The guidelines recommended Cognitive Behavioural Therapy (CBT) for the treatment of panic disorder, SAD and GAD, as it has been studied more than any other psychotherapy and is supported by numerous meta-analyses. The guidelines do reference other psychological interventions, such as problem-solving, interpersonal therapy, mindfulness, and psychodynamic approaches, to name a few. While it mentions these intervention can be beneficial, they state that the evidence base is smaller for these interventions. As such, they do not go into any further details or research about other psychological interventions, only CBT.

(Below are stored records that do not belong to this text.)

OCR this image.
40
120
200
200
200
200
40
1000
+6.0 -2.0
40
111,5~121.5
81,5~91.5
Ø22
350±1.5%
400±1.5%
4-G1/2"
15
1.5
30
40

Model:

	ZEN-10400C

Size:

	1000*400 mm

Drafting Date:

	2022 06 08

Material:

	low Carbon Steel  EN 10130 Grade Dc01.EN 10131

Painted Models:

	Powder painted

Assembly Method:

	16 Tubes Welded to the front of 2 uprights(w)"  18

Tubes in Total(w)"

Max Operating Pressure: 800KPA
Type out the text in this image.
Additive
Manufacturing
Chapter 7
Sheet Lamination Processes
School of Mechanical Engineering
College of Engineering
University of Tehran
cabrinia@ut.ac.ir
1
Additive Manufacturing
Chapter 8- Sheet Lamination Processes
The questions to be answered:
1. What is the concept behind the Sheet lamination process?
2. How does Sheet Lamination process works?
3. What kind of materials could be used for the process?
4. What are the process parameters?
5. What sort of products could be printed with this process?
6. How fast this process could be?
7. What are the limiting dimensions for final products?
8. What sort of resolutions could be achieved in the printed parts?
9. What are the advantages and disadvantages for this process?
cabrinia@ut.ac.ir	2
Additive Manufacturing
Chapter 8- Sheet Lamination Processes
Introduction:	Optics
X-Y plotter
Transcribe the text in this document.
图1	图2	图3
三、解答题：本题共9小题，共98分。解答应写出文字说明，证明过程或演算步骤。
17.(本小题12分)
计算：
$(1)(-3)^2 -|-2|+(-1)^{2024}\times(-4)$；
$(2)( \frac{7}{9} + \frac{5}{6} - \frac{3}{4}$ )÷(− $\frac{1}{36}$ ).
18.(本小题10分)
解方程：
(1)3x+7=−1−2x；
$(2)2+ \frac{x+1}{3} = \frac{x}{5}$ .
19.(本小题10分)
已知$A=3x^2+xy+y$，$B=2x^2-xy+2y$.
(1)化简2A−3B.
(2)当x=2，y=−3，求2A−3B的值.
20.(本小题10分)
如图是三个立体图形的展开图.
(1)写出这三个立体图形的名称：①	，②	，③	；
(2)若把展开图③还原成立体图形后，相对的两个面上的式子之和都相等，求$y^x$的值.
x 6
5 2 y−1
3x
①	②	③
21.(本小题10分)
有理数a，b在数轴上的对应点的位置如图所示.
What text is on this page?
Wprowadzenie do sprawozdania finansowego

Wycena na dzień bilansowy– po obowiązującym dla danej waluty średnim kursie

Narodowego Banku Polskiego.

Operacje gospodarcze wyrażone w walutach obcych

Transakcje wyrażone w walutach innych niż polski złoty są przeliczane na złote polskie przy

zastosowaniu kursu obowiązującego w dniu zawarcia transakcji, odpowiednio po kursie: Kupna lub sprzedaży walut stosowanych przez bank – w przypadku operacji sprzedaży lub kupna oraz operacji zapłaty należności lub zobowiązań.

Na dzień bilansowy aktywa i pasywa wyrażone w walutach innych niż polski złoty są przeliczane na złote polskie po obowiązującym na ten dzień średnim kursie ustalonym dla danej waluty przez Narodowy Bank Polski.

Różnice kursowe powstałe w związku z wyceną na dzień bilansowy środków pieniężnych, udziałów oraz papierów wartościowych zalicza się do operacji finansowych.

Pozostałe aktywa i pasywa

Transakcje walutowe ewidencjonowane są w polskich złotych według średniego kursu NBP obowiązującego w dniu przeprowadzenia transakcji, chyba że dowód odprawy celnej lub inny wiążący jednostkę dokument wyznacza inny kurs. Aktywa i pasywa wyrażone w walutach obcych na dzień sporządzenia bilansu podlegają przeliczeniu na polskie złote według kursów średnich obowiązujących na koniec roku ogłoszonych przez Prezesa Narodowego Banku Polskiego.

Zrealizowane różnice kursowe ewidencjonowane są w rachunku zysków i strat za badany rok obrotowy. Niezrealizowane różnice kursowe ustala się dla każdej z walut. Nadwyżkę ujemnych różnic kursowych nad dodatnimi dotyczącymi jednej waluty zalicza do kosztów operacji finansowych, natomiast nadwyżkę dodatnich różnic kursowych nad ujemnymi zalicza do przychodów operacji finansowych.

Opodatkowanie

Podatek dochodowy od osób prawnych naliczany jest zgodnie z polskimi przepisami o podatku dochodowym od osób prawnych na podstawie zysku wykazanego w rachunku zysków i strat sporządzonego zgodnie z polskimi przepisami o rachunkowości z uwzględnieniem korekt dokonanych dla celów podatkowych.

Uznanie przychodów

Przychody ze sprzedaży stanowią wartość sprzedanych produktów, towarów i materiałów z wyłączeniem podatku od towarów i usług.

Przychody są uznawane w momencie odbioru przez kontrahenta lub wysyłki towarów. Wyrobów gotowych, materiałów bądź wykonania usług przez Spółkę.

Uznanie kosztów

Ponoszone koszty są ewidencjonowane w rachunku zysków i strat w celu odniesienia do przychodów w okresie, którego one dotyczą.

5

When considering CBT for treatment, the guidelines suggest that practitioners should consider the mode of delivery: Face-to-face (individual or group), digital CBT (dCBT), or self-guided CBT books. Although face-to-face CBT has been the most extensively studied, the guidelines reference a number of research articles that report that dCBT appears equally beneficial to CBT with a therapist in terms of symptom reduction and improvement in quality of life. It is important to remember that e-mental health can be very useful for patients who may require lower cost of treatment or who may not have access to a therapist. eMHprac (http://www.emhprac.org.au/) provides a comprehensive guide for GPs and allied health to digital mental health programs and resources for young people and adults. Freely available 2019 Guide to Digital Mental Health
Resources available here: http://www.emhprac.org.au/site/assets/files/1120/emhprac_resource_guide_mar2019.pdf
Summary/Guidelines at a Glance
Overall, the guidelines recommend a pragmatic approach to selecting therapy in collaboration with the patient. It suggests:
- Usually, begin with psychoeducation and advice on lifestyle factors (sleep, appetite, diet, etc.), followed by specific intervention.
- Selection of treatment should be based on:
- Evidence of efficacy
- Patient preference
- Tolerability and safety
- Symptom severity
- Recommended initial treatment options include:
- CBT (face-to-face or dCBT).
- Medication with an SSRI (or an SNRI if SSRIs are ineffective or not tolerated) accompanied by instructions for graded exposure to anxiety
- Combination of CBT plus psychotherapy. It is worth highlighting that the guidelines also report that there is currently limited evidence to support the routine combination of CBT and pharmacotherapy for anxiety disorders (despite its common use in clinical practice).
- For each anxiety disorder listed, the guidelines provide a recommended course of treatment if there is a minimal response from the initial treatment course (e.g., review diagnosis, considerations for other medication, etc.)